By Amol Mehra and Claire Schachter
On January 16, the International Atomic Energy Agency (IAEA) verified that Iran had implemented its key nuclear-related measures described in the Joint Comprehensive Plan of Action (JCPOA) and targeted at ensuring Iranian nuclear capability was limited.
As a result, the United States lifted certain nuclear-related sanctions on Iran, including prohibitions on transactions and investments by U.S. entities or persons with the Government of Iran or persons subject to the jurisdiction of the Government of Iran. Other countries quickly followed suit.
In the U.S., officials have emphasized to congress and the public that the deal was never intended to lead to a change in Iran's domestic politics or regional relationships; the objective was always only to prevent Iran from acquiring a nuclear weapon. Unfortunately, this framing misses an important opportunity to use the leverage of investment as a tool for human rights promotion.
The theory is simple: if every business that trades with or invests in Iran is required to implement policies to protect human rights, including through its supply chain, foreign investment will not trigger a 'race to the bottom.' Instead, higher standards will ripple through the Iranian economy as respect for human rights becomes a norm in business.
Ensuring corporate accountability in practice is more difficult, but fortunately the U.S. already has a blueprint from which to build a human rights reporting and monitoring framework for eventual investment in Iran: the "Reporting Requirements on Responsible Investment in Burma."
When the U.S. government decided to permit new investment in Burma, it also required investors to report on their activities to the Department of State. The requirements are twofold: First, any U.S. person undertaking new investment involving the Myanmar Oil and Gas Enterprise (MOGE) has to notify the State Department.
Second, any U.S. person whose aggregate investment in Burma exceeds $500,000 has to report annually to the State Department on "Human Rights, Worker Rights, Anti-Corruption, and Environmental Policies and Procedures," relating to their operations and supply chain in Burma, along with other policies pertaining to responsible investment. Companies must summarize or provide documentation of policies and procedures dealing with due diligence, community and stakeholder engagement, and grievances from employees and local communities. Companies also have to report on their arrangements with private security providers.

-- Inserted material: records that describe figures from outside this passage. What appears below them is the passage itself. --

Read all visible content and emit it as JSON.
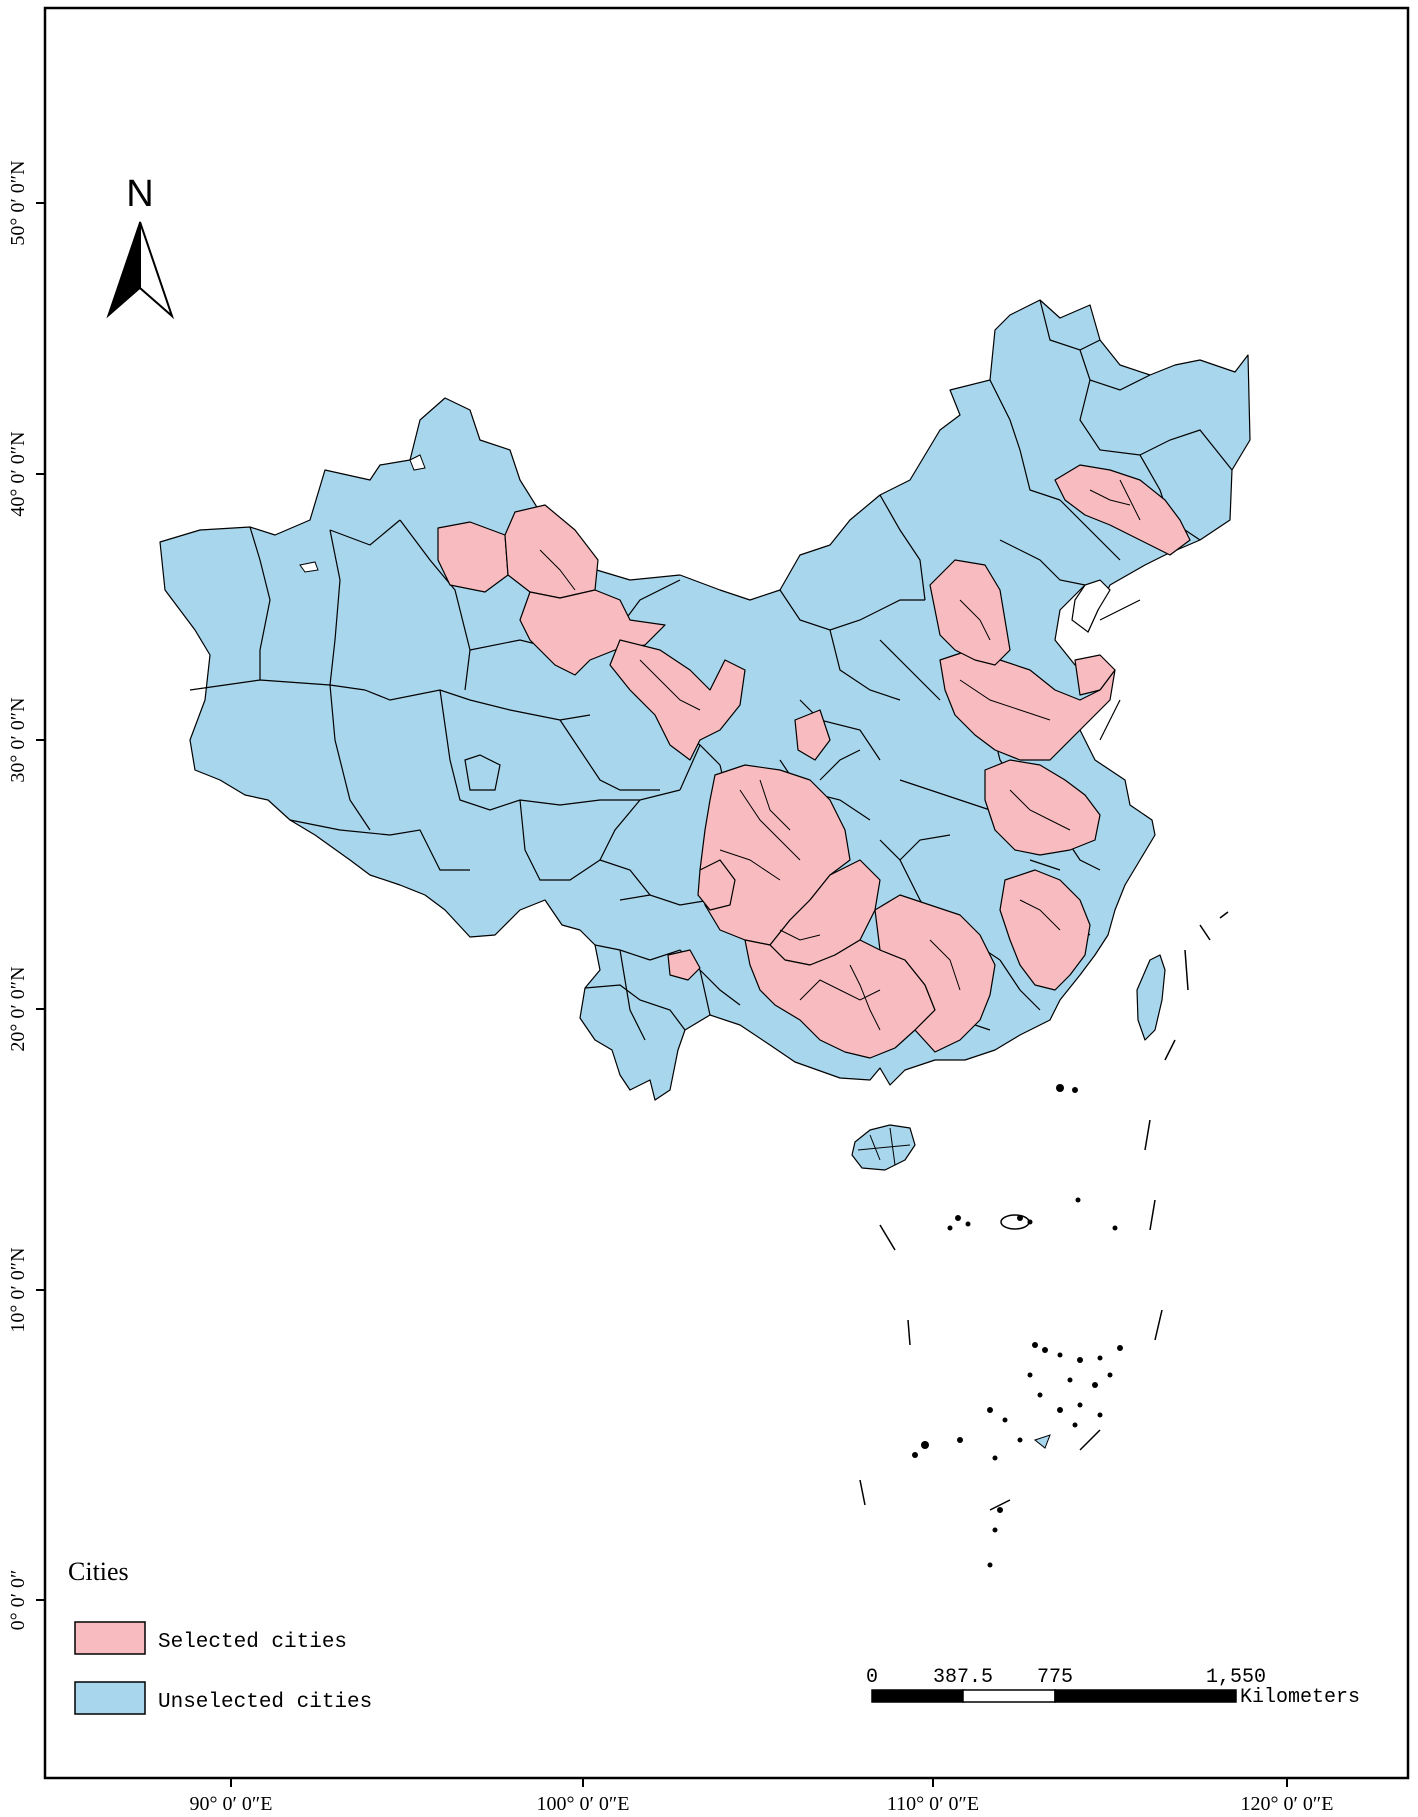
{
  "map": {
    "lat_labels": [
      "0° 0′ 0″",
      "10° 0′ 0″N",
      "20° 0′ 0″N",
      "30° 0′ 0″N",
      "40° 0′ 0″N",
      "50° 0′ 0″N"
    ],
    "lon_labels": [
      "90° 0′ 0″E",
      "100° 0′ 0″E",
      "110° 0′ 0″E",
      "120° 0′ 0″E"
    ]
  },
  "north_arrow": {
    "label": "N"
  },
  "legend": {
    "title": "Cities",
    "items": [
      {
        "label": "Selected cities",
        "color": "#f8bcc0"
      },
      {
        "label": "Unselected cities",
        "color": "#a8d6ec"
      }
    ]
  },
  "scale_bar": {
    "ticks": [
      "0",
      "387.5",
      "775",
      "1,550"
    ],
    "unit": "Kilometers"
  },
  "colors": {
    "selected": "#f8bcc0",
    "unselected": "#a8d6ec"
  }
}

The Burma requirements allow for companies to submit two versions of their report; one remains private, the other is for public distribution. The public report does not include information on "Risk Prevention and Mitigation," which means that information regarding actual impacts on human rights caused by a company's operations, and whether any steps have been taken to prevent or minimize identified risks, is not available to the public. Moreover, companies can request that additional information be exempt from public disclosure and can omit information if they do not have a formal policy in place. Sanctions for failing to report are also not spelled out, among other shortcomings. These loopholes should be closed to the greatest extent possible in the next iteration of responsible reporting requirements.

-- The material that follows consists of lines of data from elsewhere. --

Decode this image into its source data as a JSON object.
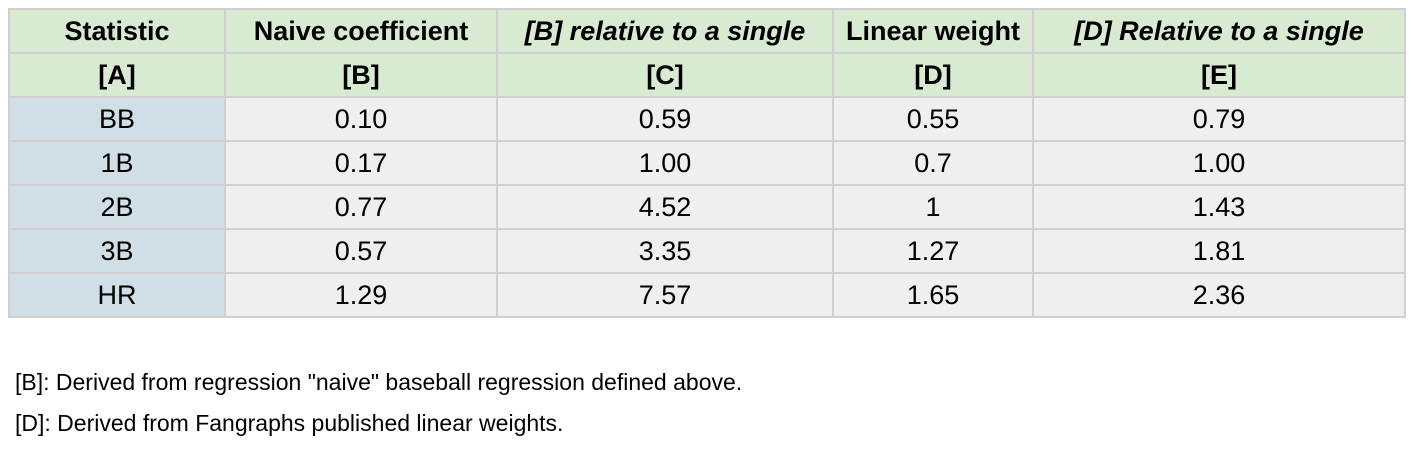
{
  "table": {
    "header_titles": [
      "Statistic",
      "Naive coefficient",
      "[B] relative to a single",
      "Linear weight",
      "[D] Relative to a single"
    ],
    "header_letters": [
      "[A]",
      "[B]",
      "[C]",
      "[D]",
      "[E]"
    ],
    "rows": [
      [
        "BB",
        "0.10",
        "0.59",
        "0.55",
        "0.79"
      ],
      [
        "1B",
        "0.17",
        "1.00",
        "0.7",
        "1.00"
      ],
      [
        "2B",
        "0.77",
        "4.52",
        "1",
        "1.43"
      ],
      [
        "3B",
        "0.57",
        "3.35",
        "1.27",
        "1.81"
      ],
      [
        "HR",
        "1.29",
        "7.57",
        "1.65",
        "2.36"
      ]
    ],
    "colors": {
      "header_bg": "#d9ead3",
      "first_col_bg": "#d0dfe5",
      "cell_bg": "#efefef",
      "border": "#d0d0d0"
    }
  },
  "notes": [
    "[B]: Derived from regression \"naive\" baseball regression defined above.",
    "[D]: Derived from Fangraphs published linear weights."
  ]
}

Despite these flaws, now that certain financial sanctions against Iran have eased, the U.S. should develop and implement similar reporting requirements for Iran. Other governments should follow suit. The stakes are especially high because of Iran's vast oil and gas deposits - human rights violations are particularly pervasive in the extractives industry.
Granting licenses for investment conditioned upon human rights performance should be a go to approach for governments when easing sanctions, and not just for Iran. Cuba, another country long-isolated by U.S. sanctions now adapting to a dramatic shift in U.S. policy, has a number of documented human rights concerns. Human Rights Watch has reported that the Cuban government engages in repression, intimidation and arbitrary arrest of human rights defenders, independent journalists and other critics. The Cuban economy presents a smaller-scale opportunity to refine and implement responsible investing requirements and to ensure that U.S. businesses bring their values with their investments.

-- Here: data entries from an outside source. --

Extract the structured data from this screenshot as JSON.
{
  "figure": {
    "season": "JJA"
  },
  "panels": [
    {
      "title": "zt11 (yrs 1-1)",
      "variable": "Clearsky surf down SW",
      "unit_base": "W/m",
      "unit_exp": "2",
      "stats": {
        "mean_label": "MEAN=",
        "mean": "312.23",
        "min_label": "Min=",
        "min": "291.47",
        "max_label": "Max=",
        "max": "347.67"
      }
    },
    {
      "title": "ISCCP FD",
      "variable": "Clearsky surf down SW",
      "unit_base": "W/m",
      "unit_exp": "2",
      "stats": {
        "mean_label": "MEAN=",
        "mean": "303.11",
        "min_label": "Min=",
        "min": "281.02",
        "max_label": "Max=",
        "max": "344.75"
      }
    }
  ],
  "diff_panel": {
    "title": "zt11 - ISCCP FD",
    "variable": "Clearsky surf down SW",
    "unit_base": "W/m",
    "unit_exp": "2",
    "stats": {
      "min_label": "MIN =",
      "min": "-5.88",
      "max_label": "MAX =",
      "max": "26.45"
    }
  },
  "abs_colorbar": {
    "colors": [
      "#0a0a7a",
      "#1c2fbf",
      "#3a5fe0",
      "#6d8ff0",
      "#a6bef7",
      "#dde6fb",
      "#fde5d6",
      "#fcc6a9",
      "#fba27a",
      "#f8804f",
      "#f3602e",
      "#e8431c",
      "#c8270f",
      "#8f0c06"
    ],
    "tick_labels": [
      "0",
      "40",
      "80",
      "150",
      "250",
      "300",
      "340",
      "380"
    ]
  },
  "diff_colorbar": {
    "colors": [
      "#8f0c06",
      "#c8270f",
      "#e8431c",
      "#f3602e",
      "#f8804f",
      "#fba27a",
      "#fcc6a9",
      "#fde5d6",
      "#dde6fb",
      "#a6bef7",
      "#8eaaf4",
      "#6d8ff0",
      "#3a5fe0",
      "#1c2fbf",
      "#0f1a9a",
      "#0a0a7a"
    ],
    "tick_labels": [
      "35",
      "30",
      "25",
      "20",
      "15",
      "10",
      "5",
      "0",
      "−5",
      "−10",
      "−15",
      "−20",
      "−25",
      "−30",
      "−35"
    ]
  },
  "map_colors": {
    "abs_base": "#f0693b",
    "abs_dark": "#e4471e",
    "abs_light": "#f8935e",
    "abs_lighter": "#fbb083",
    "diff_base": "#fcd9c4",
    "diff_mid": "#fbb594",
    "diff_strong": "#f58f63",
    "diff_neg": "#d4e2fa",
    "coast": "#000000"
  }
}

U.S. companies and their competitors from other world markets are poised to enter and transform the Iranian economy. When they do, they could also have a transformative impact by evidencing and demanding respect for human rights. Whether they actually have this kind of impact will depend on if and how governments choose to hold them accountable. Attaching reporting requirements to any licenses granted would be a step in the right direction, and Burma provides a valuable blueprint to that effect.